Taking Apart Translations
Lesson 11 of 17
Objective: SWBAT accurately describe or draw the result of translating a figure. Students will understand a precise definition of translation in the context of segments and parallel lines.
The warm-up prompt for this lesson asks students to review the properties of reflections, which we studied in the last lesson. The warm-up follows our Team Warm-up routine. I choose students at random to write the team's answer on the board.
Following the warm-up, I display the agenda and learning targets for the lesson. To activate prior knowledge, I ask the class to help me name three different ways to move an object without changing its size and shape. I tell class that today we will focus on the properties of translations.
Constructing a Translation
During this part of the lesson, students use construction tools to create the image of a triangle under translation. The goal of this hands-on activity is to help students to focus on the properties of translations.
I often let students choose their partners within their cooperative learning teams for paired activities, but for this activity I direct them to work with their shoulder partners. I want a more-capable student in each pair, because they will need to follow directions carefully. Then, I distribute the handout for the activity, 2 copies for every team of 3-4 students.
I give instructions with the help of the slide for the activity. Students will need a straight-edge, compass, and protractor. I ask students to get out their notes on constructing parallels from the previous lessons. I ask them to place their desks in pinwheels. They will be working in pairs, so that they can help each other with the constructions. I ask students to use the Rally Coach routine.
As students get started on the activity, I circulate around the classroom offering help where needed. I am on the lookout for:
- Are students constructing parallel lines, or are they simply drawing parallel lines 'by eyeball'? This is a difficult construction. I acknowledge students' clever strategies, but remind them that they will learn more by constructing the parallel lines correctly.
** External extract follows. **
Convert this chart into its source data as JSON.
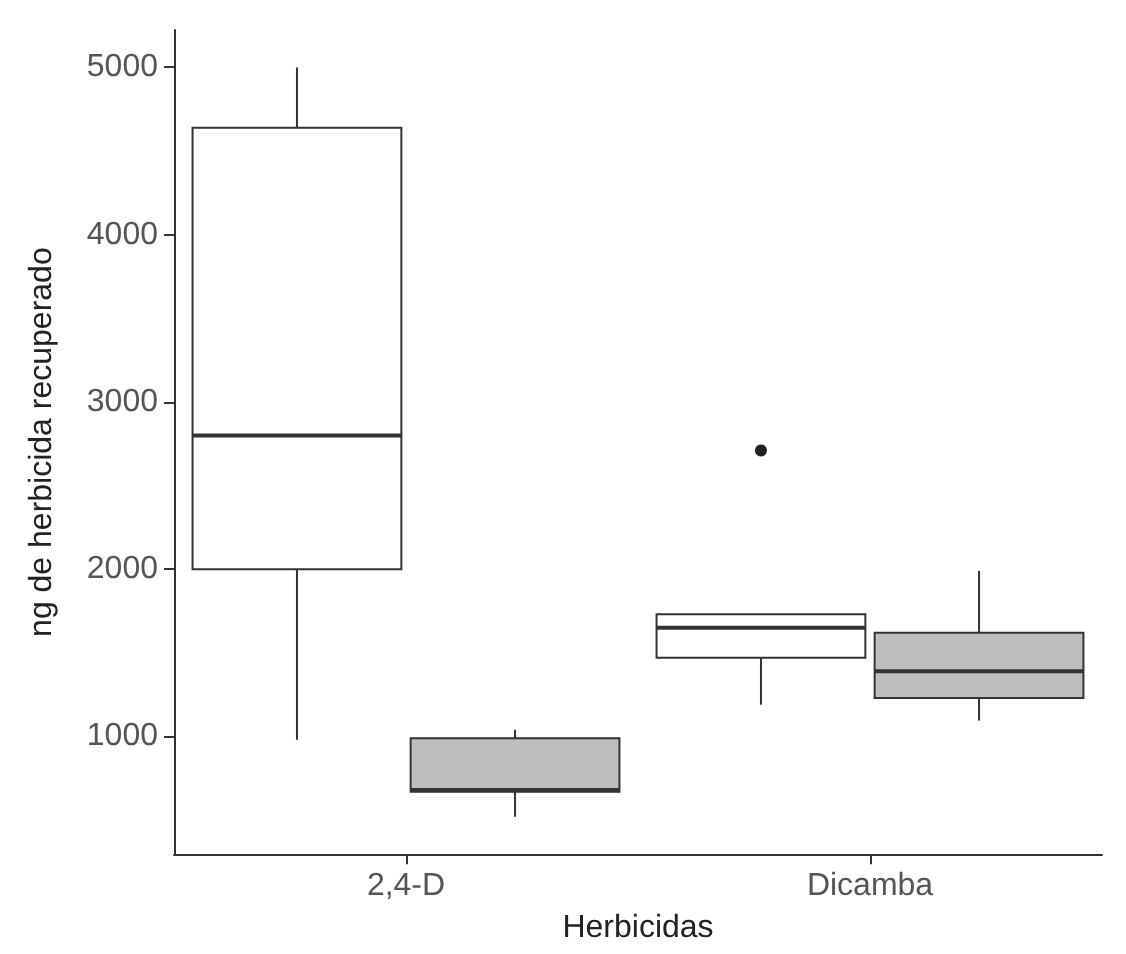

- Are students locating the image of each vertex on the parallel correctly? Instead of measuring the length of the given vector with a compass and copying this distance to find the location of the image of the vertex, students will often use construction marks left over from constructing the perpendicular bisector as the location of the image of the vertex.
- Do students see that the image of each point is the same distance and direction from the pre-image? Do they see that this applies to all the points in the figure, not just the vertices (MP7)? In later lessons, they will use the fact that each point is translated by the same vector in a translation.
- Do students see that the image of each line segment is parallel to the pre-image (MP7)? In the next lesson, we will prove the Line Translation Theorem. For now, I point out to students that they can use this fact to help them sketch the image of a figure under translation.
If many students are struggling to understand the directions, I call the class's attention to the front board, where I can demonstrate the first steps of the construction using the document camera.
Once students have completed the construction, I ask them how they expect the sides and angles of the reflected image to compare to the sides and angles of the original. I ask them to use their compass and a protractor to verify that corresponding sides and angles of the image and pre-image are have equal measures.
In this section, we use Guided Notes to summarize the properties of translations.
I begin by displaying a model sample of student work from the Constructing a Translation activity on the front board using a document camera and asking the class to help me summarize its properties.
For homework, I assign problems #32-34 of Homework Set 2. Problem #32 gives students an opportunity to review the properties of translations. I encourage them to look for the answers in their notes. Problem #33 asks students to visualize and draw the image of a polygon under translation along a vector. Problem #34 gives students the opportunity to apply the properties of rigid motions to solve a real world problem.